Philippines to seek UN arbitration

The Philippines said yesterday it plans to seek UN arbitration of its conflicting claims with China over parts of the South China Sea, as tensions in the resource-rich region again rose.
Foreign Secretary Alberto del Rosario, who is attending an Association of Southeast Asian Nations (Asean) meeting in Bali, said Manila wants the UN to define which parts of the sea are disputed and which are not.
He said the Philippines was forced to take the arbitration option provided for in the UN Convention on the Law of the Sea (UNCLOS) as it does not require the agreement of the other party.
His comments mark a shift from Manila’s previous stance amid mounting concern in the Philippines over what many there perceive as China’s more aggressive recent posture on the issue.
Manila had earlier suggested that the Philippines and China bring the dispute before the International Tribunal for the Law of the Sea, an independent judicial body set up by UNCLOS in 1982.
China however rejected the suggestion, preferring to deal with the issue bilaterally.

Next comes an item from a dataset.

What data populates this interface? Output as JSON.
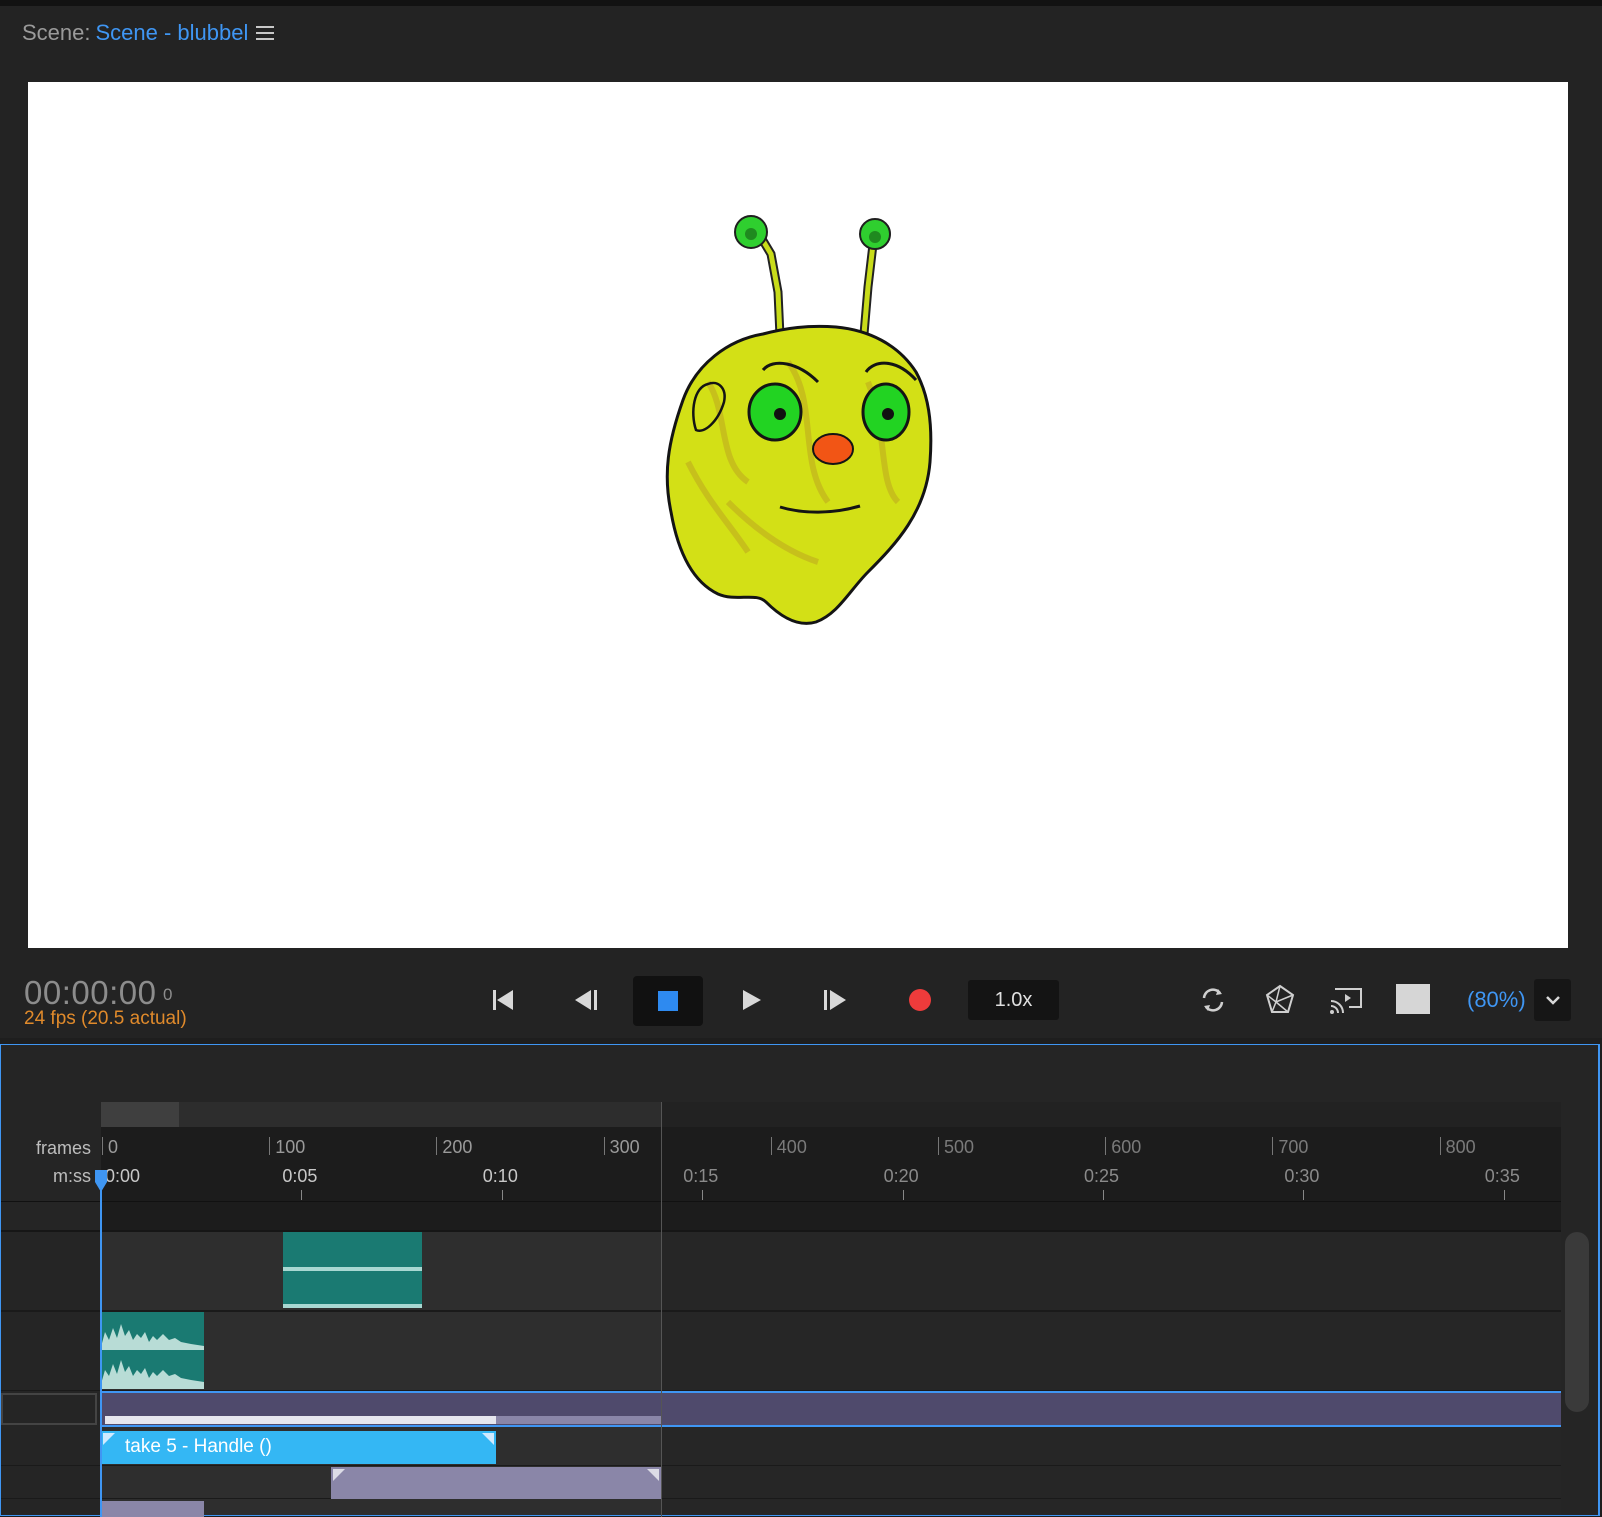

Del Rosario said that as a result “we have to look at other dispute settlement mechanisms where can do it by
ourselves”.
The UN Convention provides that a party to a dispute can unilaterally seek two types of arbitration as well as compulsory conciliation, Del Rosario told reporters after a meeting with his fellow ASEAN ministers.
Del Rosario also briefed ASEAN ministers in detail about a Philippine proposal to define which areas of the South China Sea are disputed.
He said it was vital to delineate the disputed areas before discussing guidelines to implement a long-discussed “code of conduct” to govern actions in the area.
Manila is proposing that the areas which are not disputed can be turned into a “zone of peace, freedom, friendship and cooperation”, according to the proposal.
China and the Philippines have overlapping claims to parts of the South China Sea, which is believed to hold vast mineral resources, as do Vietnam, Brunei, Malaysia and Taiwan.